Second, on PIRLS and TIMSS, England and Wales score significantly better on these tables (some of which exclude other major developed nations such as France, Finland and New Zealand) than on PISA. Although Scotland scores lower, the UK average remains strong. Because TIMSS has both Grade 4 and Grade 8 tests, the combined value of PIRLS and TIMSS is stronger than that for PISA.

And finally, although the UK is rated 6th overall, it is only ranked 11th for cognitive skills – those measured by PISA, TIMSS and PIRLS – and its higher rating on the overall table owes more to adult literacy and graduation rates.

Add in all these factors, and look at the weighting given to each factor in the report. The default weight for the Index is two-thirds to cognitive skills and one-third to educational attainment. Within the cognitive skills category, the Grade 8 tests’ score accounts for 60% while the Grade 4 tests’ score accounts for 40% (Reading, Maths and Science all account for equal weights).

Pearson table


 So, the PISA reading and Maths scores combined, where the UK is weakest, only account for 20% of a country’s ranking, and PISA science another 6.7%. But because PIRLS and TIMSS are available at Grade 4 and Grade 8, they will be worth 26.7% for the Grade 4 and 13.3% for the Grade 8, a total of 40%. The HE and adult literacy scores are worth a further 33.3% between them.

Perhaps a bigger issue than the rankings is what the tables do not reveal about education in the UK, particularly the absence of any measure in the Pearson/EIU table of the attainment gap or of social mobility. One recent OECD report, for example, said that only Russia and the Czech Republic had a more socially segregated schools system.

The big gaps in attainment between pupils on free school meals and their peers in GCSEs are another important indicator – other countries have narrower gaps in attainment, as we demonstrated at our social mobility summit in May.
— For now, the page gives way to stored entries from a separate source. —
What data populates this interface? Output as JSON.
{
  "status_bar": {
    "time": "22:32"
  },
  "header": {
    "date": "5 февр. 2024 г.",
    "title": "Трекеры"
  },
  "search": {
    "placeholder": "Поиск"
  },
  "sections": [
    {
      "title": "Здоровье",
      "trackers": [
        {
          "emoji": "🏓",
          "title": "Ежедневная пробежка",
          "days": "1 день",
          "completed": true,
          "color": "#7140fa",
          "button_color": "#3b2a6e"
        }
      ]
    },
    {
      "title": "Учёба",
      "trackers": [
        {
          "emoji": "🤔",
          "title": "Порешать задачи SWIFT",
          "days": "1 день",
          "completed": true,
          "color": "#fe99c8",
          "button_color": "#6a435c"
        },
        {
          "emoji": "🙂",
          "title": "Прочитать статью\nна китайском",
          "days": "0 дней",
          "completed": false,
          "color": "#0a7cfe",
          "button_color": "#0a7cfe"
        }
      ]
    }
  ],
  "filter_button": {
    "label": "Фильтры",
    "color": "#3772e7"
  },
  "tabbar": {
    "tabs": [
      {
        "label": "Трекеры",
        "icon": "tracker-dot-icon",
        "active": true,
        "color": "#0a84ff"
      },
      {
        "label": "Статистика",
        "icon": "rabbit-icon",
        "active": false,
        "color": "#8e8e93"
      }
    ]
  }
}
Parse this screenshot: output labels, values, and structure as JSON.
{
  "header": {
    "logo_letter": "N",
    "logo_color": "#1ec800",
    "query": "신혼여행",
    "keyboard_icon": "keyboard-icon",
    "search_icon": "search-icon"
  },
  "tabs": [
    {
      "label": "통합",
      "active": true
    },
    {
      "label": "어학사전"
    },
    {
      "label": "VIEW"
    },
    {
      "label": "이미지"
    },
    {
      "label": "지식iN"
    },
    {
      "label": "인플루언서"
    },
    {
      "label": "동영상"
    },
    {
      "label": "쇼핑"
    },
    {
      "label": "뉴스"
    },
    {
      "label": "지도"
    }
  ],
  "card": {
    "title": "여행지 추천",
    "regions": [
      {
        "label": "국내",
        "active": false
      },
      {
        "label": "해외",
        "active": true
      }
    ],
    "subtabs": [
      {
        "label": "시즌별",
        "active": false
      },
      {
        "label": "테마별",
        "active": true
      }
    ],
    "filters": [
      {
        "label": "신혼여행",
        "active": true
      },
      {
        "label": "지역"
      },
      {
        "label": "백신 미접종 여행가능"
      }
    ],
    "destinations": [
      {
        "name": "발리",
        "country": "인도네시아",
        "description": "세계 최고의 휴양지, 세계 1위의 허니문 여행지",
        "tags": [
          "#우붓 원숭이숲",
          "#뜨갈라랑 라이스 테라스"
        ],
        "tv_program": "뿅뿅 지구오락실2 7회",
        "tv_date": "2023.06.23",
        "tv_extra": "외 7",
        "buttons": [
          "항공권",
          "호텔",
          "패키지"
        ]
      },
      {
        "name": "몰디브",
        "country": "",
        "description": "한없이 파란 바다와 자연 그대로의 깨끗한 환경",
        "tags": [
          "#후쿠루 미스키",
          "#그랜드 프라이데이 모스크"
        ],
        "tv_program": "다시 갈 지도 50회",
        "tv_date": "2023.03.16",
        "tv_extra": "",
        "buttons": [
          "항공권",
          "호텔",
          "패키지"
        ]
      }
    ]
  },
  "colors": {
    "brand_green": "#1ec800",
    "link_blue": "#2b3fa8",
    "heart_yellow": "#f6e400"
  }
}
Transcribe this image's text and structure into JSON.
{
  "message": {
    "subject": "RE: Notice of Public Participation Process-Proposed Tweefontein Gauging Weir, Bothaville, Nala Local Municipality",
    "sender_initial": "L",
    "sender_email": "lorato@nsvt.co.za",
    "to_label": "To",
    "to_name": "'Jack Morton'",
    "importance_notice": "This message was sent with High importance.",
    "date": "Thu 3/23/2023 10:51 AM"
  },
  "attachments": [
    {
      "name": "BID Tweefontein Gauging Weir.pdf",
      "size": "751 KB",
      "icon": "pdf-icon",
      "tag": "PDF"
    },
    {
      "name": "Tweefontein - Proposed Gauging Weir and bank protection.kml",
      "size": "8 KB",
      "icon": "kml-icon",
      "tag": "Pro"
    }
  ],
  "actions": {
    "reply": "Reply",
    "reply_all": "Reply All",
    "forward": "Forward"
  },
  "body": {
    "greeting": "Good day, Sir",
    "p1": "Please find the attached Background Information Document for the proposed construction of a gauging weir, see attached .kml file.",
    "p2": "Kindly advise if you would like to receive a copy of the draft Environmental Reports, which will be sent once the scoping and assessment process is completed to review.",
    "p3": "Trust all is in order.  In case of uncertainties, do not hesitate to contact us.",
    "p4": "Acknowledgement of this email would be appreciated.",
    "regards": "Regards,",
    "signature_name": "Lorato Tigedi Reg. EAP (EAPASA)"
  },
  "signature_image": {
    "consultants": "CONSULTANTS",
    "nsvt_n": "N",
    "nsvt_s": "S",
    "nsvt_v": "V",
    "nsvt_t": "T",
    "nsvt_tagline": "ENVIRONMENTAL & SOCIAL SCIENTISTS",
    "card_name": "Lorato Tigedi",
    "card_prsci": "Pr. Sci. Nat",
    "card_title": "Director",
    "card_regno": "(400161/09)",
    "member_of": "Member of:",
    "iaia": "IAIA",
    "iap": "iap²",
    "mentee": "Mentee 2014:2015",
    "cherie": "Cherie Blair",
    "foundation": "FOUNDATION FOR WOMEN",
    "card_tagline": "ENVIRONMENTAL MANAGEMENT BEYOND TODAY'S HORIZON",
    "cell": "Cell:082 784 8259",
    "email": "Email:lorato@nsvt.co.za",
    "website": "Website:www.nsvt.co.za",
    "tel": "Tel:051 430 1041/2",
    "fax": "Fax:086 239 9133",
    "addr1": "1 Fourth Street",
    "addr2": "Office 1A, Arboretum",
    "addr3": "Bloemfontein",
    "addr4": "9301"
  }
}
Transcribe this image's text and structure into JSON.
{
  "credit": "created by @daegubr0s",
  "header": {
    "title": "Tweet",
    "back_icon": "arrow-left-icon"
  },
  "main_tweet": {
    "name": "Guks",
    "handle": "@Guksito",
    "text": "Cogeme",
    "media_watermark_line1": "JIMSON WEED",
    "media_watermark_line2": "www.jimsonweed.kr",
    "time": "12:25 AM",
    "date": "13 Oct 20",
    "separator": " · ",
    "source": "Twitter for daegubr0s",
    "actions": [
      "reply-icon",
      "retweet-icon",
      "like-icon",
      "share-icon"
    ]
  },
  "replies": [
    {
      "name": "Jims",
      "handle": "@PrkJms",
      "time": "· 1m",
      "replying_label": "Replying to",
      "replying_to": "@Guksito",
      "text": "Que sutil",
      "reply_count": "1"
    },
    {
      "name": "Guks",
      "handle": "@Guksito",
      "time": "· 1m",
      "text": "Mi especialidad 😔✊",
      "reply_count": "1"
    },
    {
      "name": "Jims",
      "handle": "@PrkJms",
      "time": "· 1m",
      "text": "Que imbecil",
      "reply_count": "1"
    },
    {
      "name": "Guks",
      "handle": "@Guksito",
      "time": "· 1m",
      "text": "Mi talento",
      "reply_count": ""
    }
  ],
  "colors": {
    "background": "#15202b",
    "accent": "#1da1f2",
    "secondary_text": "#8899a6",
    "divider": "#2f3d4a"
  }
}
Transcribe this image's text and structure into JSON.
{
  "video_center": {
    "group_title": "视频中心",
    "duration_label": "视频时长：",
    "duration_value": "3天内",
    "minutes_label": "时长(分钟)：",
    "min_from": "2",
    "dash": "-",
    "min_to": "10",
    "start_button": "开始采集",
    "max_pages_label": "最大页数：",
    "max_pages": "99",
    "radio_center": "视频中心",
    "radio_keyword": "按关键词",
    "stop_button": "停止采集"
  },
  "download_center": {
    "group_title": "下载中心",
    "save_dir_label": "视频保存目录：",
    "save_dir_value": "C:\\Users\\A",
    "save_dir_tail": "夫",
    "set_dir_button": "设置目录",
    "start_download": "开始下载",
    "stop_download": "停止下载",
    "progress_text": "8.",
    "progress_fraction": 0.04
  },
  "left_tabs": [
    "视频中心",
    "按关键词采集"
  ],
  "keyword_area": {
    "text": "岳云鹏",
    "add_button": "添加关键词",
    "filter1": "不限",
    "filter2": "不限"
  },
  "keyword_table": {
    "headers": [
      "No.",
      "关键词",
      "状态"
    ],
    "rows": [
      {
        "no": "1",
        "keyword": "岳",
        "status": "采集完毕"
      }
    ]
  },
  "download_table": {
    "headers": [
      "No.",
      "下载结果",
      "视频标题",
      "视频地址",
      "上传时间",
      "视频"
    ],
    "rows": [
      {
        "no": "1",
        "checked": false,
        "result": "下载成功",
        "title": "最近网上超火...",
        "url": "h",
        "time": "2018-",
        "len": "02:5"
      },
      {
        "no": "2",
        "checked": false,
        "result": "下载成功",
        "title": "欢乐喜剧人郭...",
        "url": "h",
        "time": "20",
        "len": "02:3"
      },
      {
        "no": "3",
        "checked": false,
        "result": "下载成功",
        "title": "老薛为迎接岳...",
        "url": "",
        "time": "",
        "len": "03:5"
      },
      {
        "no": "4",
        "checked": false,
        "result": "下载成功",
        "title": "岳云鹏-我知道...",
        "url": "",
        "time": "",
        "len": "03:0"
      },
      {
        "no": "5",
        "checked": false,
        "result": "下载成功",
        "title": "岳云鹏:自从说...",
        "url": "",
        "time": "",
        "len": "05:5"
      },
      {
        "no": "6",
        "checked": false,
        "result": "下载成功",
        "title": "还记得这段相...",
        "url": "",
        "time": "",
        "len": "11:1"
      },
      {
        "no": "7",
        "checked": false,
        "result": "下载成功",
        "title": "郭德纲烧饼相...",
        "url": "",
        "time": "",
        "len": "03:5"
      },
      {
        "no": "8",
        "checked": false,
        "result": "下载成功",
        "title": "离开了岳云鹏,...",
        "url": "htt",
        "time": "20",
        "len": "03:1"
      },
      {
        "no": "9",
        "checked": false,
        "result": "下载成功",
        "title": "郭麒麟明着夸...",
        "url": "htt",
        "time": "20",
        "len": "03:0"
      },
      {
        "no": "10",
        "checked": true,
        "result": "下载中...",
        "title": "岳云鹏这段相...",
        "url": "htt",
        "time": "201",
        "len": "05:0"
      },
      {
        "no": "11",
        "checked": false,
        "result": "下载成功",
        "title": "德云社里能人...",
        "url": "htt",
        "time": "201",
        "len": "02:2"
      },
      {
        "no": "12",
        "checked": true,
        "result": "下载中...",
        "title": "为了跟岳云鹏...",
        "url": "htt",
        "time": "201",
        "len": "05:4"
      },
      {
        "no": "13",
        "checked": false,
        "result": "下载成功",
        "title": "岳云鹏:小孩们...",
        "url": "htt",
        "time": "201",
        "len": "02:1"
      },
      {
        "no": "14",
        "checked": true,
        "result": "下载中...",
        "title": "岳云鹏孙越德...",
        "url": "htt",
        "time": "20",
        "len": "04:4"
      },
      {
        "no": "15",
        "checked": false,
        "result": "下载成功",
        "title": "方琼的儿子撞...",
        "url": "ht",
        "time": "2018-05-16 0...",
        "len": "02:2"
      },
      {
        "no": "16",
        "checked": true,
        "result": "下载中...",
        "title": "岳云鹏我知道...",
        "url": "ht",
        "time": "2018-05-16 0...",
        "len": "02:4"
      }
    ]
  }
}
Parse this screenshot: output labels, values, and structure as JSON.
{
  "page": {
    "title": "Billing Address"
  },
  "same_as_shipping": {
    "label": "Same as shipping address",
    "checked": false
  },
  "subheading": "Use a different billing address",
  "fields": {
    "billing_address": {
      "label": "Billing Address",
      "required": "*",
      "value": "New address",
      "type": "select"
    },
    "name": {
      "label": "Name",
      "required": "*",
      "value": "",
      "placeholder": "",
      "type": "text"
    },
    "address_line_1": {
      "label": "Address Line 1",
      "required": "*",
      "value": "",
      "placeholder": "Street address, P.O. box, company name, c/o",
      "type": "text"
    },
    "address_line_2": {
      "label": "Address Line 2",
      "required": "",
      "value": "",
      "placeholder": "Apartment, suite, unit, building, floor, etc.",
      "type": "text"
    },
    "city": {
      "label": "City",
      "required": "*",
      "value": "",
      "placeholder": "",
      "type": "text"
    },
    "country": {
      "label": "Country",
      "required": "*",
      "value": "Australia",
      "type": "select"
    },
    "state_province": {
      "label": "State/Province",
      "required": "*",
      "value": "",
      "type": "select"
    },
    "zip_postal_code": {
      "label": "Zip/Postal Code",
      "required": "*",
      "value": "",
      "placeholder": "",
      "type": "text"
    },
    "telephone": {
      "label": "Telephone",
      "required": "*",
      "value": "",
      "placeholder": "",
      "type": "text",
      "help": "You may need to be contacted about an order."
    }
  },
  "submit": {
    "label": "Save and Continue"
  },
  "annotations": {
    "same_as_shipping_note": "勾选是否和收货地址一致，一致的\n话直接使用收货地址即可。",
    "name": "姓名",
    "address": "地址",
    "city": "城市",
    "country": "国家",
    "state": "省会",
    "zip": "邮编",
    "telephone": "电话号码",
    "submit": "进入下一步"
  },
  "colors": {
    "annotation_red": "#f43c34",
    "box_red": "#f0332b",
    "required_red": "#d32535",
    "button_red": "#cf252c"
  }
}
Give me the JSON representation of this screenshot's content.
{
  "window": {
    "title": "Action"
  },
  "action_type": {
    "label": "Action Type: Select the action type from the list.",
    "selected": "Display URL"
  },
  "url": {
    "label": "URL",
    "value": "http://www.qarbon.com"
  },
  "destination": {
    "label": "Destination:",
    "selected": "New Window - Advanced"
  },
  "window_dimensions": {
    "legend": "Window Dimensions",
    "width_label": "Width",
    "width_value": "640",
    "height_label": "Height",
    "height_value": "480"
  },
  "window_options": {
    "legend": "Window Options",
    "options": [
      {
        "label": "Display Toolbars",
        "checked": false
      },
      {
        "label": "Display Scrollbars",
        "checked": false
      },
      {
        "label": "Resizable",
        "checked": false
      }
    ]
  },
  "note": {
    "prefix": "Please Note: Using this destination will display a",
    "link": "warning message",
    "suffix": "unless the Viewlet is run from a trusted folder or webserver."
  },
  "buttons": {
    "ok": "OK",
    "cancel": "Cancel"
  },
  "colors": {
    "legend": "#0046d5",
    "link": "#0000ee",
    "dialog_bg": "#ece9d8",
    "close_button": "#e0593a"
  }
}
And the rankings should also look at how well countries perform with their most able students. Sutton Trust analysis earlier this year showed that, in maths, just 1.7% of 15-year-olds attained the very highest PISA level (level 6), compared with an OECD average of 3.1%, placing England 26th out of 34 countries.

The new index is an important step forward in consolidating international data. But any such league table is dependent on the quality and range of inputs. As the Economist Intelligence Unit and Pearson develop the index, they should consider adding measures of mobility and the achievements of the most able to give a fuller picture of the success of national education systems.

This posting first appeared at the Sutton Trust blog. It was also quoted by Anne McElvoy on the Economist Blighty blog.

Tuesday, 4 December 2007

Reading behind the international surveys (2)

Coming a week after the PIRLS reading survey, today's PISA results appear to confirm a trend. It is not, as the more excitable right-wing commentators suggest, that our students have dipped significantly in their performance because of central government policies - in fact on reading and science, only seven countries score significantly higher than England (though, our maths performance is rather less good); rather, it is that some other countries that have introduced strong reforms are improving faster. As I argued around PIRLS, the intensity of the strategies around literacy and numeracy (and this is as true at Key Stage 3 - age 14 - as it has been at Key Stage 2 - age 11) was lost between 2001-2005. In primary schools, the focus is being re-energised; in secondaries, the requirement that English and Maths results are included in the five good GCSEs recorded in the league tables is starting to have a similar effect (it is noticeable that far more pupils get a GCSE C+ in English than Maths (See Excel Table 7)). But the lesson of these international surveys is not that we should abandon testing, leave teachers alone or give up. Have a look at the dismal performance of Wales - against which 16 countries do significantly better on reading - to see what that approach brings. It is instead that - as the 2000 and 2001 surveys showed - when government has a clear overall strategy, schools are clear about their priorities and public accountability is strong - then pupils will achieve not just at the average level of their international counterparts, but significantly above average.